Jakarta (ANTARA) - Simbol "agitos" Paralimpiade dicopot dari Teluk Tokyo, Senin, sehari setelah pesta olahraga untuk atlet penyandang disabilitas itu ditutup di Stadion Nasional, menandai berakhirnya penyelenggaraan pertandingan di ibu kota Jepang itu.
Logo berbentuk bulan sabit berwarna merah, biru dan hijau membentuk simbol Paralimpiade itu berada di atas tongkang Taman Laut Odaiba sejak sebelum acara olahraga itu berlangsung selama 13 hari.
Sekitar pukul 10.30 waktu setempat, seperti dilaporkan Kyodo, tongkang yang membawa instalasi seberat 94 ton dengan panjang 23,4 meter dan tinggi 17,5 meter itu ditarik dengan kapal menuju Yokohama, tempat pembuatan tugu agitos tersebut yang nantinya juga akan menjadi tempat didaur ulang.

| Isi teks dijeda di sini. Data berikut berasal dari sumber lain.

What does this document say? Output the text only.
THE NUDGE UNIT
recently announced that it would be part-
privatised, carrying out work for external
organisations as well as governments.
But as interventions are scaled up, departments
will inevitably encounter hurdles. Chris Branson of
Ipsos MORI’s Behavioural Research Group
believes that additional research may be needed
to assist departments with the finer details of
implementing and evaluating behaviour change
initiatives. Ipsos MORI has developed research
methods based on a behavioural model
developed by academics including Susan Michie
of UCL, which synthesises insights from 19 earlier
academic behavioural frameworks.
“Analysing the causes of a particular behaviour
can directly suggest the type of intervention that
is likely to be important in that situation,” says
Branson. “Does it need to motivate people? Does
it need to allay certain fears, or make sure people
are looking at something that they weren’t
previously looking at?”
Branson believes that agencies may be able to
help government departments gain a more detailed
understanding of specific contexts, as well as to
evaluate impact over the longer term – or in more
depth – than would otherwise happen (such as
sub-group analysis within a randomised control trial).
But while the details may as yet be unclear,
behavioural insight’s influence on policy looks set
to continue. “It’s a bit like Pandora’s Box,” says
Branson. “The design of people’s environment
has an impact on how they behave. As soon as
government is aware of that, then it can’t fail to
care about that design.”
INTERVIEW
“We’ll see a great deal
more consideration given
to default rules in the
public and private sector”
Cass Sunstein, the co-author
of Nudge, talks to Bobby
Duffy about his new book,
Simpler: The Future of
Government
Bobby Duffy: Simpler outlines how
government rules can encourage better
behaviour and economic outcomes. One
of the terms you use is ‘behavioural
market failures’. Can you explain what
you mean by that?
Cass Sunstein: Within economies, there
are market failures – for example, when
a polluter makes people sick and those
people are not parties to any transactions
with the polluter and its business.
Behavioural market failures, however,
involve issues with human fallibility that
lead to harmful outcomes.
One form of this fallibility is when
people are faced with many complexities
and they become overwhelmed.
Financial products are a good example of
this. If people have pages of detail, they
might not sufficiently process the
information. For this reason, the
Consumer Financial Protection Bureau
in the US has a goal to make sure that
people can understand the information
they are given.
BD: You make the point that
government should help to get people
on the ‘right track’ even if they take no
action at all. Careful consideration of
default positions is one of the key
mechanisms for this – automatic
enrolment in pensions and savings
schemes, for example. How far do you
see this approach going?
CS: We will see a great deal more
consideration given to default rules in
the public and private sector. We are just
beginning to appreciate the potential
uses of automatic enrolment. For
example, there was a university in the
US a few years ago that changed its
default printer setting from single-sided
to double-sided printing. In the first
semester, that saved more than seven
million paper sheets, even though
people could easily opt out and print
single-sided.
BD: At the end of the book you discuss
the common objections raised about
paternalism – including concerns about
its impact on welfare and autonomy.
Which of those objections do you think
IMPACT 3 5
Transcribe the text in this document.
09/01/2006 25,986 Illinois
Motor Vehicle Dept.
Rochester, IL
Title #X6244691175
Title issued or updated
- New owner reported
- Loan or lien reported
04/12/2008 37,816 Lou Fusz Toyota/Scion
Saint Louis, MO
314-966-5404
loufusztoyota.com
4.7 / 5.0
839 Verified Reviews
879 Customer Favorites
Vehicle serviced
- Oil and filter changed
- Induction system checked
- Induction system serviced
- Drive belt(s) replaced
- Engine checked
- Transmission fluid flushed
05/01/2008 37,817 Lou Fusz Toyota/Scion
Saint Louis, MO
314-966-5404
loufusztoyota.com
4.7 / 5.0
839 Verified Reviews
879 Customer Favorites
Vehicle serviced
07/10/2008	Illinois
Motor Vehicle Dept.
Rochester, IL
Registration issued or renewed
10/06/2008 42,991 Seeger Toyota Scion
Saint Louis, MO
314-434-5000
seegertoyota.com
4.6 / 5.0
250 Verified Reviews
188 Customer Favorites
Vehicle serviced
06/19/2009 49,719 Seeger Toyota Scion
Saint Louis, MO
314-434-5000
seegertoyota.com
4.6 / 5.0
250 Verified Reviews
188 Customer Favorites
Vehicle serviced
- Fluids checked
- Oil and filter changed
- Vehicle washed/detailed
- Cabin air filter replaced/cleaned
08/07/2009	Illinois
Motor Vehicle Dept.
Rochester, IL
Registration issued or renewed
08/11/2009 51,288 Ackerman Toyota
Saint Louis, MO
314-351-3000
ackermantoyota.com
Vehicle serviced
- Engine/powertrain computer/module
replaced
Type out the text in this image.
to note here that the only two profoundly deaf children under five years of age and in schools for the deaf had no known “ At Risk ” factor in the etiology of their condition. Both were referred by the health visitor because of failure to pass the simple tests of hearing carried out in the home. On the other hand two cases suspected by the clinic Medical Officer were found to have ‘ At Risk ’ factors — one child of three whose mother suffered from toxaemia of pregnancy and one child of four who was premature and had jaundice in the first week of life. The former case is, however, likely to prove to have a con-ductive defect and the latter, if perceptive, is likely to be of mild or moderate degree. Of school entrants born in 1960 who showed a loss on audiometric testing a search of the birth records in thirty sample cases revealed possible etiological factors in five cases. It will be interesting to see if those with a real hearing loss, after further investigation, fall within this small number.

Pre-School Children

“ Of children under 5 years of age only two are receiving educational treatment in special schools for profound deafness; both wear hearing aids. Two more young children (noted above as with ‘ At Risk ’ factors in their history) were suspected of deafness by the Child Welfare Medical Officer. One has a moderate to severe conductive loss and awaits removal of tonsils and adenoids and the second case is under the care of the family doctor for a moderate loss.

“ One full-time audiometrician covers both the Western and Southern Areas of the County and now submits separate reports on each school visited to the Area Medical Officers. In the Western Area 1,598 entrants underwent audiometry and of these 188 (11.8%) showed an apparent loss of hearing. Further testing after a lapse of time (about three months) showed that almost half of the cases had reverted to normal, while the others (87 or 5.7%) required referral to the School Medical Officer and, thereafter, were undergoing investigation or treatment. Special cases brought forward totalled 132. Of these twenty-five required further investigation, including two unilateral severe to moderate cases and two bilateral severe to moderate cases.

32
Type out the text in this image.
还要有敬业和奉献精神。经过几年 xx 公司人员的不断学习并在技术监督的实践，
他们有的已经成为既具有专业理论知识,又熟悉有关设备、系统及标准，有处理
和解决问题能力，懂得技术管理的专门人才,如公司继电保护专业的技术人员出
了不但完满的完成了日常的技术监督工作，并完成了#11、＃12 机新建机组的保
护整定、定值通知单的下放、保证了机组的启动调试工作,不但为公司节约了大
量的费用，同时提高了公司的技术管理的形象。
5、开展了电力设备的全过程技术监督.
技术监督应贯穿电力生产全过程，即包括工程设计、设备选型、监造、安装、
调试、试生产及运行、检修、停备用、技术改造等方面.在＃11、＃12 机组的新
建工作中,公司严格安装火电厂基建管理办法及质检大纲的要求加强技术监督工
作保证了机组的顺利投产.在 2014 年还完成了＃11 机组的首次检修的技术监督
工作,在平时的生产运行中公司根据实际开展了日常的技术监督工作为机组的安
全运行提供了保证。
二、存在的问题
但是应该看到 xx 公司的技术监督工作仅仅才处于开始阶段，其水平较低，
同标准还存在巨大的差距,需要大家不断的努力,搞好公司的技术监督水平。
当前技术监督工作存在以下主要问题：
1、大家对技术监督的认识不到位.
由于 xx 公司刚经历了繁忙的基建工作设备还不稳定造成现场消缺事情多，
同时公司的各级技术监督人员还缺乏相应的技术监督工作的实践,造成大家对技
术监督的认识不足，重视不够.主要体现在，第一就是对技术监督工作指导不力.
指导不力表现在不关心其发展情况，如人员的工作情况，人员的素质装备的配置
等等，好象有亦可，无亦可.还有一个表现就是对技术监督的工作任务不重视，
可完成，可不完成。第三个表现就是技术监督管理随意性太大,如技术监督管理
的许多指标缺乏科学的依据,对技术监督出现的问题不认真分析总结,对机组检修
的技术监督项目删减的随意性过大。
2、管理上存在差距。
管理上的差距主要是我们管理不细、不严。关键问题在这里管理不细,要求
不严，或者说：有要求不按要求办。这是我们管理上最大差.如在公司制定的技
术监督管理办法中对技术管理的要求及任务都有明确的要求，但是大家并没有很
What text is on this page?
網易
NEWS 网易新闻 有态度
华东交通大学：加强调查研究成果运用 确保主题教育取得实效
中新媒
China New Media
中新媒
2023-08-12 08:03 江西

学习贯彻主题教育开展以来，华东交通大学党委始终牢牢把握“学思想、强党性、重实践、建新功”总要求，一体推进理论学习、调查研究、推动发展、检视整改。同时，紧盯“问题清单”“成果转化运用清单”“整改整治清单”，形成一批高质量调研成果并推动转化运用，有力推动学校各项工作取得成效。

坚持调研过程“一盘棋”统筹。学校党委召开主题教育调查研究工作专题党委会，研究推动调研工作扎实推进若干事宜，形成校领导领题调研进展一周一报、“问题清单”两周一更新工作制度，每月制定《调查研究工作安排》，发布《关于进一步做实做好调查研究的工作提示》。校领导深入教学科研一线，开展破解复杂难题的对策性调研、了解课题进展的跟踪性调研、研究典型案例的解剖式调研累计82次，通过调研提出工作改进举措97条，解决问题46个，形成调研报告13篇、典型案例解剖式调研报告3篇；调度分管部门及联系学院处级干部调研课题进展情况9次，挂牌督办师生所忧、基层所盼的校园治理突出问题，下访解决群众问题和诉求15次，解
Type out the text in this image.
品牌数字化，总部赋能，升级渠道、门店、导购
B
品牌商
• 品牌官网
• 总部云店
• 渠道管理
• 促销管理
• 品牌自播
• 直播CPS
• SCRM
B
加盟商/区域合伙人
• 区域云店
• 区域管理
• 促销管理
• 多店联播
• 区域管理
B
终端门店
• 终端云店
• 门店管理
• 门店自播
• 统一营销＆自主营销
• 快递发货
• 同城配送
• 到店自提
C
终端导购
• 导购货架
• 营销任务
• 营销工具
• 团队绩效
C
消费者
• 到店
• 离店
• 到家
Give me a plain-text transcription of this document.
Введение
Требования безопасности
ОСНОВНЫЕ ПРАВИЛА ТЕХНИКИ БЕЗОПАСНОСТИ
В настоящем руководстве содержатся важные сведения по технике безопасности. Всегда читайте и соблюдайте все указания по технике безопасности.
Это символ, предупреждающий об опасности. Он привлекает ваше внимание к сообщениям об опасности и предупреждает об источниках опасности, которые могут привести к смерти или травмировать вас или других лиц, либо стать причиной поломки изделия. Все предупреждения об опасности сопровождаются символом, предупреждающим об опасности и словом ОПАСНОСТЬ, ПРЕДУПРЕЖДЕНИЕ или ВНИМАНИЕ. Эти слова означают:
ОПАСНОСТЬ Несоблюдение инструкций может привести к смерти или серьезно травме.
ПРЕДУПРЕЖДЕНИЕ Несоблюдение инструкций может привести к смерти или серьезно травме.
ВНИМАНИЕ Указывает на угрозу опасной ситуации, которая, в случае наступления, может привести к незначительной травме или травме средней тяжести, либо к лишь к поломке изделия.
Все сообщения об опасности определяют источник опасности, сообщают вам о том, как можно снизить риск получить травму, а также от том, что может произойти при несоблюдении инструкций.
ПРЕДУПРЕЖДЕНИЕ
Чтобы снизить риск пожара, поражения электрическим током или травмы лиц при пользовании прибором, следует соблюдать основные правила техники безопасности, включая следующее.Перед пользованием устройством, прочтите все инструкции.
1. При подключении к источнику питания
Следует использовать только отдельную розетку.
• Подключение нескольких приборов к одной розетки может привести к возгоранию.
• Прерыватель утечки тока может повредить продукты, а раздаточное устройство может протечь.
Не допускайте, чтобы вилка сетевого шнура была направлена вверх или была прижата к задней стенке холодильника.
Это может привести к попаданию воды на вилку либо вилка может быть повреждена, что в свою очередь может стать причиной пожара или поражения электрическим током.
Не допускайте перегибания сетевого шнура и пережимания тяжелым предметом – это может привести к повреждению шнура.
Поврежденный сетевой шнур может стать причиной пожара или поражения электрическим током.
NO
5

Menyala pada malam hari, simbol agitos Paralimpiade diperkenalkan ke publik menjelang Paralimpiade, yang dimulai pada 24 Agustus dan berlangsung hingga Minggu.
Simbol tersebut menggantikan cincin Olimpiade yang berdiri di tempat yang sama sepanjang acara olahraga tersebut berlangsung antara 23 Juli hingga 8 Agustus.
"Meskipun ada banyak pendapat yang menentang (pertandingan), saya terdorong dengan upaya para atlet. Saya saat ini akan merindukan pertandingan tersebut setelah selesai," kata Yasumoto Takei (43) yang menyaksikan proses pencopotan simbol agitos.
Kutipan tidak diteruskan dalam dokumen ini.